Determining prescriptions in electronic healthcare record data: methods for development of standardized, reproducible drug codelists

JAMIA Open. 2023 Aug 29;6(3):ooad078. doi: 10.1093/jamiaopen/ooad078. eCollection 2023 Oct.

Abstract

Objective: To develop a standardizable, reproducible method for creating drug codelists that incorporates clinical expertise and is adaptable to other studies and databases.

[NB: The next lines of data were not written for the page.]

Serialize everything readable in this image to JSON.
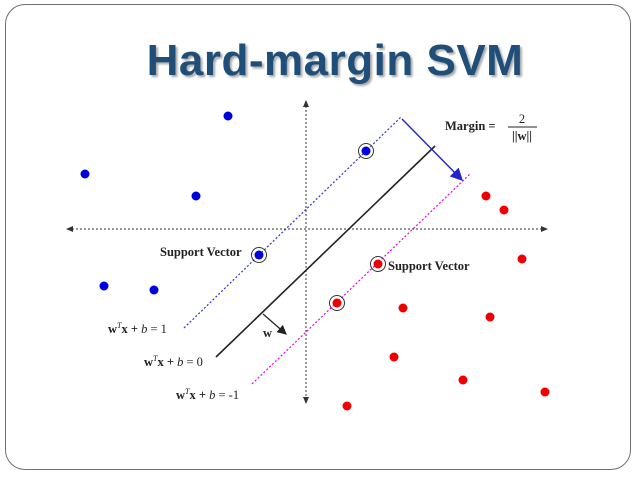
{
  "title": "Hard-margin SVM",
  "labels": {
    "margin_prefix": "Margin =",
    "margin_numerator": "2",
    "margin_denominator": "||w||",
    "support_vector_left": "Support Vector",
    "support_vector_right": "Support Vector",
    "w": "w"
  },
  "equations": {
    "upper": {
      "w": "w",
      "T": "T",
      "rest": "x + ",
      "b": "b",
      "rhs": " = 1"
    },
    "middle": {
      "w": "w",
      "T": "T",
      "rest": "x + ",
      "b": "b",
      "rhs": " = 0"
    },
    "lower": {
      "w": "w",
      "T": "T",
      "rest": "x + ",
      "b": "b",
      "rhs": " = -1"
    }
  },
  "colors": {
    "title": "#1f4e79",
    "class_blue": "#0000dd",
    "class_red": "#ee0000",
    "upper_margin_line": "#3333cc",
    "lower_margin_line": "#ee00ee",
    "decision_line": "#222222"
  }
}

Materials and methods: We developed methods to generate drug codelists and tested this using the Clinical Practice Research Datalink (CPRD) Aurum database, accounting for missing data in the database. We generated codelists for: (1) cardiovascular disease and (2) inhaled Chronic Obstructive Pulmonary Disease (COPD) therapies, applying them to a sample cohort of 335 931 COPD patients. We compared searching all drug dictionary variables (A) against searching only (B) chemical or (C) ontological variables.

Results: In Search A, we identified 165 150 patients prescribed cardiovascular drugs (49.2% of cohort), and 317 963 prescribed COPD inhalers (94.7% of cohort). Evaluating output per search strategy, Search C missed numerous prescriptions, including vasodilator anti-hypertensives (A and B:19 696 prescriptions; C:1145) and SAMA inhalers (A and B:35 310; C:564).

Discussion: We recommend the full search (A) for comprehensiveness. There are special considerations when generating adaptable and generalizable drug codelists, including fluctuating status, cohort-specific drug indications, underlying hierarchical ontology, and statistical analyses.

Conclusions: Methods must have end-to-end clinical input, and be standardizable, reproducible, and understandable to all researchers across data contexts.

Keywords: code sets; electronic medical records; epidemiology; health data science; misclassification bias; value sets.